In [None]:
from transformers import pipeline

# Load the summarisation pipeline with the BART large CNN model
summarizer = pipeline("summarization", model="facebook/bart-large-cnn")

from datasets import load_dataset

dataset = load_dataset("dennlinger/eur-lex-sum", 'english')

Device set to use mps:0


419009


In [6]:
example_text = dataset['train'][0]['reference']
print(len(example_text))


419009


In [7]:
# Length is way too long for the summariser (419009 chars), so need to try other strategies
words = example_text.split()
print(f"Total words: {len(words)}") 

Total words: 66421


In [8]:
# Split into 800-word chunks
def chunk_text(words, max_words=800):
    for i in range(0, len(words), max_words):
        yield ' '.join(words[i:i + max_words])

chunks = list(chunk_text(words))

print(f"Total chunks: {len(chunks)}")

# Summarise each chunk
summaries = []
for chunk in chunks:
    summary = summarizer(
        chunk,
        max_length=130,
        min_length=30,
        do_sample=False
    )
    summaries.append(summary[0]['summary_text'])

# Combine
final_summary = " ".join(summaries)
print("Combined summary:\n", final_summary[:1000], "...")  # print first 1000 chars


Total chunks: 84


Your max_length is set to 130, but your input_length is only 45. Since this is a summarization task, where outputs shorter than the input are typically wanted, you might consider decreasing max_length manually, e.g. summarizer('...', max_length=22)


Combined summary:
 Regulation (EU) 2017/1129 lays down requirements to be complied with when drawing up prospectuses. The content and the format of a prospectus depend on a variety of factors, such as the type of issuer, type of security and type of issuance. The prospectus should contain a working capital statement as well as a statement of capitalisation and indebtedness of the issuer of the underlying shares. Derivative securities entail particular risks for investors. A high level of investor protection should be ensured, the EU says.

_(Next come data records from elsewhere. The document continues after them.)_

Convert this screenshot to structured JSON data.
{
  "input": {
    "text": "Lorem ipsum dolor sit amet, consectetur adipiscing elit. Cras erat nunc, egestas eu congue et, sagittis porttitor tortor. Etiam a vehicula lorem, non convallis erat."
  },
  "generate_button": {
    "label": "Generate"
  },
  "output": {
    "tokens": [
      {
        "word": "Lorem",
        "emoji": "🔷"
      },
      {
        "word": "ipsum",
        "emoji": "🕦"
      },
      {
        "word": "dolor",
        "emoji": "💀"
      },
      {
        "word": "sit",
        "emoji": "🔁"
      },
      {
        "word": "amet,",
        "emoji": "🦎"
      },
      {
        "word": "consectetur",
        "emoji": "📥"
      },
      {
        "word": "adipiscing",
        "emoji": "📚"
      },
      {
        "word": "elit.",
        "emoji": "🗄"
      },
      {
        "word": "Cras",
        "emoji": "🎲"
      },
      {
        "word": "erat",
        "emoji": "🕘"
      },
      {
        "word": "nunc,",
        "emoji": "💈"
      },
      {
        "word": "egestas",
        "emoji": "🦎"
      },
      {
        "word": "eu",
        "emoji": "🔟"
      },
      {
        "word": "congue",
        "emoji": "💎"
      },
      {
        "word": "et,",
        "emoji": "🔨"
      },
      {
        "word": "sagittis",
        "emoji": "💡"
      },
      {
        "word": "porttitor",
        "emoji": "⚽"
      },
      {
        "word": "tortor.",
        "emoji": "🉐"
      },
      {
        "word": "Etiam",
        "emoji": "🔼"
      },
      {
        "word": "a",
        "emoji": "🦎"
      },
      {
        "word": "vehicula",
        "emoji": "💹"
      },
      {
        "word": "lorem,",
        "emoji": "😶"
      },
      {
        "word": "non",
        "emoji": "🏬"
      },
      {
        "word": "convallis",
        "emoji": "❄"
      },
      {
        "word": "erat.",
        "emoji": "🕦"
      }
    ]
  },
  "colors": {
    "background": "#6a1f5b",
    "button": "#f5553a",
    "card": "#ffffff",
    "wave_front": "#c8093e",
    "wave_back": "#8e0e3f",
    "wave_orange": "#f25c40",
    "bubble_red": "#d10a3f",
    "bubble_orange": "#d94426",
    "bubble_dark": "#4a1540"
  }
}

It adds that certain types of securities that are not covered by the Annexes to this Regulation will be offered to the public. ‘Third country market’ means a third country market which has been deemed equivalent to a regulated market in accordance with the requirements set out in third and fourth subparagraphs of Article 25(4) of Directive 2014/65/EU of the European Parliament and of the Council (3) ‘profit estimate’ is a profit forecast for a financi

In [12]:
# Testing summary against original summary in data using ROUGE
from rouge_score import rouge_scorer

dataset_summary = dataset['train'][0]['summary']
scorer = rouge_scorer.RougeScorer(['rouge1', 'rouge2', 'rougeL'], use_stemmer=True)
scores = scorer.score(dataset_summary, final_summary)

print("ROUGE-1 F1:", scores['rouge1'].fmeasure)
print("ROUGE-2 F1:", scores['rouge2'].fmeasure)
print("ROUGE-L F1:", scores['rougeL'].fmeasure)


ROUGE-1 F1: 0.4100086281276963
ROUGE-2 F1: 0.13637148282409806
ROUGE-L F1: 0.16496980155306298


For a chunked summarisation and naive combination, these results are expected as we lose some coherence.
For fine tuned models on domain specific data, should aim for:
- ROUGE-1 F1 0.5 to 0.7 or higher
- ROUGE-2 F1 0.3 to 0.5
- ROUGE-L F1 usually close to ROUGE-1, around 0.5+